M. S. SONG OF AMERICA, Royal Caribbean Cruise Line, 32,000 tons, Norwegian registry, Norwegian deck and engine staff with international hotel staff, home port of Miami, will carry 1,414 passengers and a crew of 500.
Last major entry of the year, this vessel will join RCCL's popular Song of Norway on seven-day Caribbean cruises from Miami in November. Their Nordic Prince will make 14-day trips and Sun Viking will probably have nine to 17-day cruises.
The ship will be distinguished by a spectacular Viking Crown Lounge cantilevered off the stack 12 stories above the sea providing a 360-degree panoramic sea view. A unique multi-level main lounge will be the focal center for superior entertainment.
An 850-seat dining room will have attractive twin terraces (seating 164 each) flanked by a series of large windows that extend nearly 300 feet on each side. The center main dining room section will seat 522. There will be twin pools, an open-air lounge seating 80 and large saunas for women and men.
Overbuilding? Industry surveys indicate a potential cruise passenger yearly growth of about 7 percent. This is the picture over a five-year period:
At the start of 1980 there were 33,000 beds (on the basis of two to a cabin).
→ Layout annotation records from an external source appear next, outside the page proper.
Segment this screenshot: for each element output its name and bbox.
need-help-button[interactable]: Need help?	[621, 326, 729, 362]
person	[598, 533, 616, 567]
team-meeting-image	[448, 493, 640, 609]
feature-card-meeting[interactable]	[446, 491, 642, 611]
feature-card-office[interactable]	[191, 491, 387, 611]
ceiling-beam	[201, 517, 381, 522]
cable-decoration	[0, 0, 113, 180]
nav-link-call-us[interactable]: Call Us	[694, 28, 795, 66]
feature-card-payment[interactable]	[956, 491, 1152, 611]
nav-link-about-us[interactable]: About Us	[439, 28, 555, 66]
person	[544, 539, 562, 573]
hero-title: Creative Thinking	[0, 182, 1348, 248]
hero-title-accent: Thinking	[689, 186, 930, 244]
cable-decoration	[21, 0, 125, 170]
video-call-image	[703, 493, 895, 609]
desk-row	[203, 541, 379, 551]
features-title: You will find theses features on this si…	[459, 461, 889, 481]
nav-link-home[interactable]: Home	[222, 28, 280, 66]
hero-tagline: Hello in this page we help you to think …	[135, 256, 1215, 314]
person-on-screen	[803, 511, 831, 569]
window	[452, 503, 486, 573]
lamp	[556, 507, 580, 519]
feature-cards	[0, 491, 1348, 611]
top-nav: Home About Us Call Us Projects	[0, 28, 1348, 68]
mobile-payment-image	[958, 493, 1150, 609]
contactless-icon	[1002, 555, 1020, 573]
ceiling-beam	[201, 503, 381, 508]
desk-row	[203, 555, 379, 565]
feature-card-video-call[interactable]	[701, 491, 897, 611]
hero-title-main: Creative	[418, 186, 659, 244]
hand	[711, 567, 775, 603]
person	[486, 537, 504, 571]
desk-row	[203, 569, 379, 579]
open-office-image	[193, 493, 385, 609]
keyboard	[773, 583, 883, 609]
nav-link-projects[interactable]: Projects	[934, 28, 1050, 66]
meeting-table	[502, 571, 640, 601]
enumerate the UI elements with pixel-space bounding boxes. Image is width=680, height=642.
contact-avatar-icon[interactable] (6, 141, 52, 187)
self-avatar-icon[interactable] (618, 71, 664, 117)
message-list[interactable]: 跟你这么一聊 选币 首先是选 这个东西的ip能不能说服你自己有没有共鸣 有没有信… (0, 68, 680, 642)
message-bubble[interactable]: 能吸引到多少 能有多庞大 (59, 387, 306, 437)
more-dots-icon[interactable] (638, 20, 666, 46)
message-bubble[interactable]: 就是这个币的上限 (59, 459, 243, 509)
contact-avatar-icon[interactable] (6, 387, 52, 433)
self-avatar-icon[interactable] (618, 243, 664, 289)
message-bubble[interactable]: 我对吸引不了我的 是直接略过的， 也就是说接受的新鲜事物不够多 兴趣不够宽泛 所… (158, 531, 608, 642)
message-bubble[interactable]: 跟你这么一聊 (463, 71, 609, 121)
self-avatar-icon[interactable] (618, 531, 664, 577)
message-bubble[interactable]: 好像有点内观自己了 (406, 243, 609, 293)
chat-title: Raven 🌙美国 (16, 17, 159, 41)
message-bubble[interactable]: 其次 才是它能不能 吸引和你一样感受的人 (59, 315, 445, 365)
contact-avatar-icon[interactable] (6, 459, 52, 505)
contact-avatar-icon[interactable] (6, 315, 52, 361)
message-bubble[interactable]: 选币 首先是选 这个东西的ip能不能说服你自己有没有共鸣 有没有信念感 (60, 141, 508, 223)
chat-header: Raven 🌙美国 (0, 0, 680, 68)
During that year added berths included: Norway, 1,890; Oceanic Independence, 750; and Nordic Prince, 290. The Prinsendam's 380 berths were lost, thus additional berths totalled 2,550 (about 7 percent).
1981 -- Sagafjord, 30; Prince George, 285; Galileo Galilei, 1,200; Royal Viking Star, 220, for an additional 1,735.
1982 -- Tropicale, 1,022; Royal Viking Sea, 220; Royal Odyssey, 24; Atlantic, 1,150; America, 100; Royal Viking Sky, 220; Scandinavia, 1,600; Song of America, 1,400 -- 5,716.
1983 -- Fairsky, 1,200; and Nieuw Amsterdam, 1,200; 2,400.
1984 -- Noordam, 1,200.
This will add 13,601 beds for a total of 46,200. Some ships are new, some are being brought back into service and some are being stretched or having decks added.
Snow is a free-lance travel writer based in Orlando, Fla.